# Our New Puppy!!! Anyone know what breeds are in him?



## jonn123 (Jan 24, 2012)

Here's a picture of our new puppy. He's a rescue puppy, we are trying to figure out what breeds are in him. People have said shepherd, collie, husky and malamute. Any ideas?

He's 3 months old in the first picture and 4 months in the second. He's very fluffy and his paws are massive!!!


----------



## luvmyfurballs (Mar 5, 2012)

Very different looking dog--in a good way!!! I would think possibly some Chow?


----------



## Poria (Mar 9, 2012)

i saw a dog like this was husky/shepherd


----------



## Tazor (Mar 5, 2012)

The coat reminds me of chow..any black on his tongue? In any case, i eould guess malamute/chow.


----------



## luvmyfurballs (Mar 5, 2012)

Tazor said:


> The coat reminds me of chow..any black on his tongue? In any case, i eould guess malamute/chow.

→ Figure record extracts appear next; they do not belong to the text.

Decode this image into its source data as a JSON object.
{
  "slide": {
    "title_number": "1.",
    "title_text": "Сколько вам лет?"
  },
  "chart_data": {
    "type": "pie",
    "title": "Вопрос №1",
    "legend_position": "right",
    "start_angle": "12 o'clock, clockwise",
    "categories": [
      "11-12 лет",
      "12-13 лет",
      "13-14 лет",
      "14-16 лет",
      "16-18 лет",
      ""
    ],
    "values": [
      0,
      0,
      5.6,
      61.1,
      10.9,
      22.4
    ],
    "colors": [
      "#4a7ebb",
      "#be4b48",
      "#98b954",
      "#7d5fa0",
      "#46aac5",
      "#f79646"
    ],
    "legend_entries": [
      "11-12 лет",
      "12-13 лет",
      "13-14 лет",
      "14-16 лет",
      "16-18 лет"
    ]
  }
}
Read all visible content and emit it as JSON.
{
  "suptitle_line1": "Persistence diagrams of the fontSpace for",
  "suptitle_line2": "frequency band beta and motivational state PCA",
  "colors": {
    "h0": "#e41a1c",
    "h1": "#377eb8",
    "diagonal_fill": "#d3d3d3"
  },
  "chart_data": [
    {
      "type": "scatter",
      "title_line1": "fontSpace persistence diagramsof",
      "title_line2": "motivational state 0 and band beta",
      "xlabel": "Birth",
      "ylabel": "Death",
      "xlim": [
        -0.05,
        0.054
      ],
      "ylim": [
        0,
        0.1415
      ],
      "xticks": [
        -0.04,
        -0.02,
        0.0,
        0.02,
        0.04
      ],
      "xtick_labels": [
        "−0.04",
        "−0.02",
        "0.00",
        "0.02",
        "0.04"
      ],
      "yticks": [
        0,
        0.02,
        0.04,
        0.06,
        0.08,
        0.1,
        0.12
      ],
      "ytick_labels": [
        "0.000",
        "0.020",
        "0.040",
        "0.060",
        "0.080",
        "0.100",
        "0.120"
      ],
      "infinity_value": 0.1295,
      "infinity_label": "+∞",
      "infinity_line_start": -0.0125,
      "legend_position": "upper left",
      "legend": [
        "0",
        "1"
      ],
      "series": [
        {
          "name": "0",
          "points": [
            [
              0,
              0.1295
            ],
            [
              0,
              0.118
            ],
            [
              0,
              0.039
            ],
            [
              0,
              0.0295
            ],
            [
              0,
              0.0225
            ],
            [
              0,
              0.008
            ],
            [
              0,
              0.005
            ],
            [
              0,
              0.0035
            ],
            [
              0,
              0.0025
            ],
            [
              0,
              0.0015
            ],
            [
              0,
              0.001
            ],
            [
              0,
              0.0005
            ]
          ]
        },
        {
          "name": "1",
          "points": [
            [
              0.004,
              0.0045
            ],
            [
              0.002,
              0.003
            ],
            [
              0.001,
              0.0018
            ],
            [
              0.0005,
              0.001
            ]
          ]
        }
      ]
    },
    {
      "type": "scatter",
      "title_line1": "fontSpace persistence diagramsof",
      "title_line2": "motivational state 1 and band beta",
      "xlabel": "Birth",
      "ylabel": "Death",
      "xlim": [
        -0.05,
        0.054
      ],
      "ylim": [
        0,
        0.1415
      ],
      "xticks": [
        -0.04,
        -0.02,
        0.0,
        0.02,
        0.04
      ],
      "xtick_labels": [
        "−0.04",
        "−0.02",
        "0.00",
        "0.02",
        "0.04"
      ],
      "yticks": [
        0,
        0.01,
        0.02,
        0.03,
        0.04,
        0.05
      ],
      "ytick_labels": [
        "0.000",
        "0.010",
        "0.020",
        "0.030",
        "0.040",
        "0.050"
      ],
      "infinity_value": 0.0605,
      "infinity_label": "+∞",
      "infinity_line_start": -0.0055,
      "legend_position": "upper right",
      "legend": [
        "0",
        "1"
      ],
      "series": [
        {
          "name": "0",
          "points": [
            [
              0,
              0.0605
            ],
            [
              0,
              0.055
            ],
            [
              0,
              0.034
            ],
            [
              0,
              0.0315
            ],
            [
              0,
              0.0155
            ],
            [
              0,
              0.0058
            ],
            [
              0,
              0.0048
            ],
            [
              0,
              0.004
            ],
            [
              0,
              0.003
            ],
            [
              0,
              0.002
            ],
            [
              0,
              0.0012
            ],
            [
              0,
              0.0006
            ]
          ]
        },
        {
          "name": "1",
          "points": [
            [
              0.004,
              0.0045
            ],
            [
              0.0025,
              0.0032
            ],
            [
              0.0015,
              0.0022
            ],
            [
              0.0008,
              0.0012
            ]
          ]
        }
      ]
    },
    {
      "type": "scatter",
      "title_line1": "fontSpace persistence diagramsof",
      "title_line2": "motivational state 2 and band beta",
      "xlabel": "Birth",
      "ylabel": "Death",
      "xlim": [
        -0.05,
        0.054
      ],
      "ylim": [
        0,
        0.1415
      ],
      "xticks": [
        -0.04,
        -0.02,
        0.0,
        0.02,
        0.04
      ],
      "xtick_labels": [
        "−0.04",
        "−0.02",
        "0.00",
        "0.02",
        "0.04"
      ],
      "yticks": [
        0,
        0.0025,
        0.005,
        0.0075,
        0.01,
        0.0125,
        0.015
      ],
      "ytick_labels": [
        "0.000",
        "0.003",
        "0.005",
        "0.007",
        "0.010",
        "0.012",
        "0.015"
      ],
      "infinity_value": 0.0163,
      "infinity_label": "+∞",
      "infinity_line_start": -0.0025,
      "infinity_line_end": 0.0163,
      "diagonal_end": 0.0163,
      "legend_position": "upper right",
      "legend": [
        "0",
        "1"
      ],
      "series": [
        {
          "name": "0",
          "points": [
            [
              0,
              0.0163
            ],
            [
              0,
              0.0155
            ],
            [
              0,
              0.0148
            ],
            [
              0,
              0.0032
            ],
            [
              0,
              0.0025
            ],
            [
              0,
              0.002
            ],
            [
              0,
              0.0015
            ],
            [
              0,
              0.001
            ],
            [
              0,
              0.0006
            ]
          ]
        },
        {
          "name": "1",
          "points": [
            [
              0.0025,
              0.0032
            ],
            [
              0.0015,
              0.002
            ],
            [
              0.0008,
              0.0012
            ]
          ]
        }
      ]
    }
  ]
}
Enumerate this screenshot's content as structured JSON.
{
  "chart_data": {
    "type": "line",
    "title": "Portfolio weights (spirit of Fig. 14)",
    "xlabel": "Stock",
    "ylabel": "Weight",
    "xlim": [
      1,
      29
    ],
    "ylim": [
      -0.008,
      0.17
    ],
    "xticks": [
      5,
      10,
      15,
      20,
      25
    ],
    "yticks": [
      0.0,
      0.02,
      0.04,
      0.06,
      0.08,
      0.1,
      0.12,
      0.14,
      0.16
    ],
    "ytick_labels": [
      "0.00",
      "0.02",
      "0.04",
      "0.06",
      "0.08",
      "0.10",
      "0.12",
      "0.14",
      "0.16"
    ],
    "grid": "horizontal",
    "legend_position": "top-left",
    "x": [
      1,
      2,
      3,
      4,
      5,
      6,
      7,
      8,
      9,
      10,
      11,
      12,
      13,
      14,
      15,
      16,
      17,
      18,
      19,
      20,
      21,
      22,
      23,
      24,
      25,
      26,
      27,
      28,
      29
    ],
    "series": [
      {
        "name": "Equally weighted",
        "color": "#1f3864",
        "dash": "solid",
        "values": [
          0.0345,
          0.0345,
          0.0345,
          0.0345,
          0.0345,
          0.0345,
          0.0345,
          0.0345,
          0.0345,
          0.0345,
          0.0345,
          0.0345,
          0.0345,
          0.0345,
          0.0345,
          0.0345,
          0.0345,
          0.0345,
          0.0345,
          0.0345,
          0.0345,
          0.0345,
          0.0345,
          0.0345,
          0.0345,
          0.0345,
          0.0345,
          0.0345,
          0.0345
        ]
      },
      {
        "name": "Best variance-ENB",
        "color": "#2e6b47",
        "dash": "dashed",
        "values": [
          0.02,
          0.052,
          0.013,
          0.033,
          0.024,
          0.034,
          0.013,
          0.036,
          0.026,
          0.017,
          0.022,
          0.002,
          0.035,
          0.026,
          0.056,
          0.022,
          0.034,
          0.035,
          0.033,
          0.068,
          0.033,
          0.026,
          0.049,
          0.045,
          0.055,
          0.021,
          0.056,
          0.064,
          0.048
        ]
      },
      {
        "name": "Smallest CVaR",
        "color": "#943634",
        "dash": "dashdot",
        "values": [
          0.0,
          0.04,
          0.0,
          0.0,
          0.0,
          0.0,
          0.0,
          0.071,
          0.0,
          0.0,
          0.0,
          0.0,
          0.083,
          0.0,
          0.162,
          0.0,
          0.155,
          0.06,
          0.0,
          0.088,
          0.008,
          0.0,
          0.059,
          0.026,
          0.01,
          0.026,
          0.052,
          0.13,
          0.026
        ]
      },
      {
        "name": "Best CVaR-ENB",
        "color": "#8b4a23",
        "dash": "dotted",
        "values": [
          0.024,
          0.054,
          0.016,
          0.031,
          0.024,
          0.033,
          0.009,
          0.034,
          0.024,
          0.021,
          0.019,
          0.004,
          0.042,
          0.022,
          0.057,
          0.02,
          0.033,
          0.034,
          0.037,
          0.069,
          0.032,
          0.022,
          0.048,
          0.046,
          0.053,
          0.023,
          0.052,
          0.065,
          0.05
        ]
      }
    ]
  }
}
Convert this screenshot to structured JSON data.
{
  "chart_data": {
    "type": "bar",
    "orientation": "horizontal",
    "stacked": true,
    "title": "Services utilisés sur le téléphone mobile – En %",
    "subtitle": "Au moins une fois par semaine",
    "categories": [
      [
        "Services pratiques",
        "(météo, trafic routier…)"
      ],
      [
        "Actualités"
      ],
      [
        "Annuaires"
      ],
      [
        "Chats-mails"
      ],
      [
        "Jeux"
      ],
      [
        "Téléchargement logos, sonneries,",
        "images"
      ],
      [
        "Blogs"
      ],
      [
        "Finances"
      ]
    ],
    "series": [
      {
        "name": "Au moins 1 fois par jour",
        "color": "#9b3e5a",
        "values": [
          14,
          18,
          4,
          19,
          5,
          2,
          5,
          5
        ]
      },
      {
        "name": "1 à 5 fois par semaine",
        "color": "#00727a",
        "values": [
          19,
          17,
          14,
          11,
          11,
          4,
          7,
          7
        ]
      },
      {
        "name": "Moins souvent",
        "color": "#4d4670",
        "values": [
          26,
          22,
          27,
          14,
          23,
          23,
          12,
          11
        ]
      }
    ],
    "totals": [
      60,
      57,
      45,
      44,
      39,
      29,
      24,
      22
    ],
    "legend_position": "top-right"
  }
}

I think its the ears that remind me of chow...I looked up a picture of a chow and the ears are almost exactly the same!!


----------



## Sibe (Nov 21, 2010)

The ears make me think Chow too, but they're more upright in the second pic. I think husky or malamute with the face markings too. He's very cute!


----------



## malamutelove (Dec 6, 2010)

he has a little bit of maggie's markings!


----------



## KaywinnitLee (Jan 1, 2012)

His markings look husky and his coat/coloring looks shepherd...I do not really see any chow in him. He's adorable!


----------



## luv2byte (Oct 21, 2009)

Malamute/shepherd?


----------



## sassafras (Jun 22, 2010)

luv2byte said:


> Malamute/shepherd?


That would be my guess, too. It will be interesting to see what he looks like as he matures and how big he gets.


----------



## Donna5503 (Mar 13, 2009)

Newfoundland & Husky.....he is sooooooooo adorable! Congratulations!


----------



## luv mi pets (Feb 5, 2012)

I saw a dog like him today. That dog was a finnish lapphund. Some of them have similar markings. How much does he weigh?


----------